STDP forms associations between memory traces in networks of spiking
neurons
C. Pokorny, M. J. Ison, A. Rao, R. Legenstein, C. Papadimitriou, and
W. Maass
Abstract:
Memory traces and associations between them are fundamental for cognitive brain
function. Neuron recordings suggest that distributed assemblies of neurons in
the brain serve as memory traces for spatial information, real-world items,
and concepts. However, there is conflicting evidence regarding neural codes
for associated memory traces. Some studies suggest the emergence of overlaps
between assemblies during an association, while others suggest that the
assemblies themselves remain largely unchanged and new assemblies emerge as
neural codes for associated memory items. Here we study the emergence of
neural codes for associated memory items in a generic computational model of
recurrent networks of spiking neurons with a data-constrained rule for
spike-timing- dependent plasticity.
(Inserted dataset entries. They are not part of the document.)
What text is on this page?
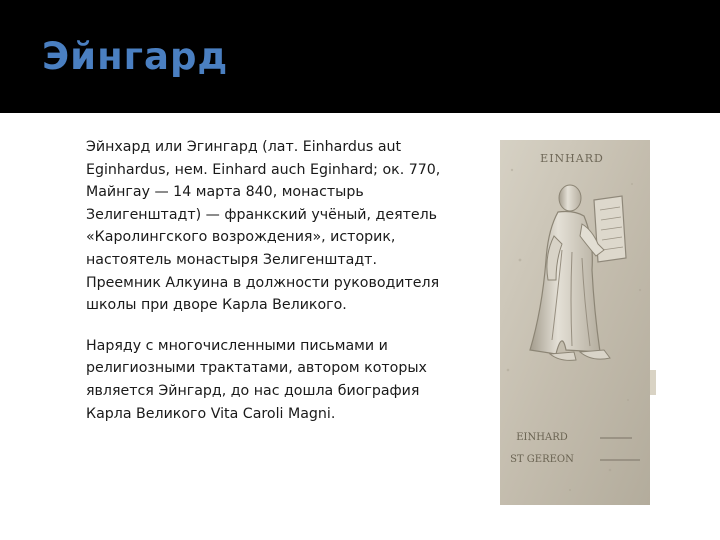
Эйнгард

Эйнхард или Эгингард (лат. Einhardus aut Eginhardus, нем. Einhard auch Eginhard; ок. 770, Майнгау — 14 марта 840, монастырь Зелигенштадт) — франкский учёный, деятель «Каролингского возрождения», историк, настоятель монастыря Зелигенштадт. Преемник Алкуина в должности руководителя школы при дворе Карла Великого.

Наряду с многочисленными письмами и религиозными трактатами, автором которых является Эйнгард, до нас дошла биография Карла Великого Vita Caroli Magni.

EINHARD
EINHARD
ST GEREON
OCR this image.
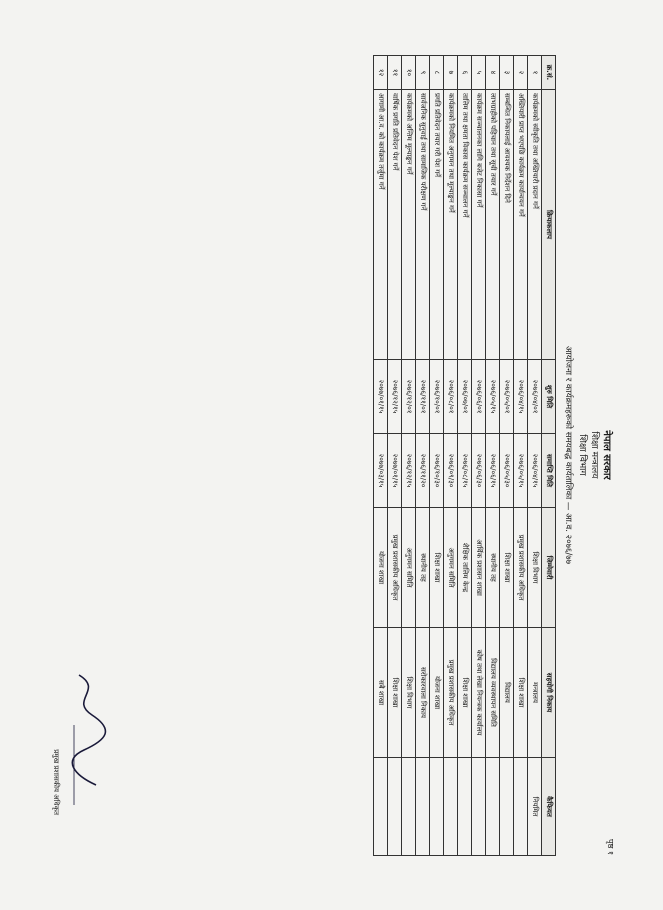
पृष्ठ १
नेपाल सरकार
शिक्षा मन्त्रालय
शिक्षा विभाग
आयोजना र कार्यक्रमहरूको समयबद्ध कार्यतालिका — आ.व. २०७६/७७
क्र.सं.	क्रियाकलाप	शुरु मिति	समाप्ति मिति	जिम्मेवारी	सहयोगी निकाय	कैफियत
१	कार्यक्रमको स्वीकृति तथा अख्तियारी प्रदान गर्ने	२०७६/०४/०१	२०७६/०४/१५	शिक्षा विभाग	मन्त्रालय	नियमित
२	अख्तियारी प्राप्त भएपछि कार्यक्रम कार्यान्वयन गर्ने	२०७६/०४/१५	२०७६/०५/१५	प्रमुख प्रशासकीय अधिकृत	शिक्षा शाखा	
३	सम्बन्धित निकायलाई आवश्यक निर्देशन दिने	२०७६/०५/०१	२०७६/०५/३०	शिक्षा शाखा	विद्यालय	
४	लाभग्राहीको पहिचान तथा सूची तयार गर्ने	२०७६/०५/१५	२०७६/०६/१५	स्थानीय तह	विद्यालय व्यवस्थापन समिति	
५	कार्यक्रम सञ्चालनका लागि बजेट निकासा गर्ने	२०७६/०६/०१	२०७६/०६/३०	आर्थिक प्रशासन शाखा	कोष तथा लेखा नियन्त्रक कार्यालय	
६	तालिम तथा क्षमता विकास कार्यक्रम सञ्चालन गर्ने	२०७६/०७/०१	२०७६/०८/१५	शैक्षिक तालिम केन्द्र	शिक्षा शाखा	
७	कार्यक्रमको नियमित अनुगमन तथा मूल्याङ्कन गर्ने	२०७६/०८/०१	२०७६/०९/३०	अनुगमन समिति	प्रमुख प्रशासकीय अधिकृत	
८	प्रगति प्रतिवेदन तयार गरी पेश गर्ने	२०७६/१०/०१	२०७६/१०/३०	शिक्षा शाखा	योजना शाखा	
९	सार्वजनिक सुनुवाई तथा सामाजिक परीक्षण गर्ने	२०७६/११/०१	२०७६/११/२०	स्थानीय तह	सरोकारवाला निकाय	
१०	कार्यक्रमको अन्तिम मूल्याङ्कन गर्ने	२०७६/१२/०१	२०७६/१२/१५	अनुगमन समिति	शिक्षा विभाग	
११	वार्षिक प्रगति प्रतिवेदन पेश गर्ने	२०७६/१२/१५	२०७७/०१/१५	प्रमुख प्रशासकीय अधिकृत	शिक्षा शाखा	
१२	आगामी आ.व. को कार्यक्रम तर्जुमा गर्ने	२०७७/०१/१५	२०७७/०३/१५	योजना शाखा	सबै शाखा	
प्रमुख प्रशासकीय अधिकृत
The model depends critically on two
parameters, which control the excitability of neurons and the scale of
initial synaptic weights. By modifying these two parameters, the model can
reproduce both experimental data from the human brain on the fast formation
of associations through emergent overlaps between assemblies, and rodent data
where new neurons are recruited to encode the associated memories. Hence, our
findings suggest that the brain can use both of these two neural codes for
associations, and dynamically switch between them during consolidation.
Reference: C. Pokorny, M. J. Ison, A. Rao, R. Legenstein,
C. Papadimitriou, and W. Maass.
STDP forms associations between memory traces in networks of spiking
neurons.
Cerebral Cortex, 30(3):952-968, 2020.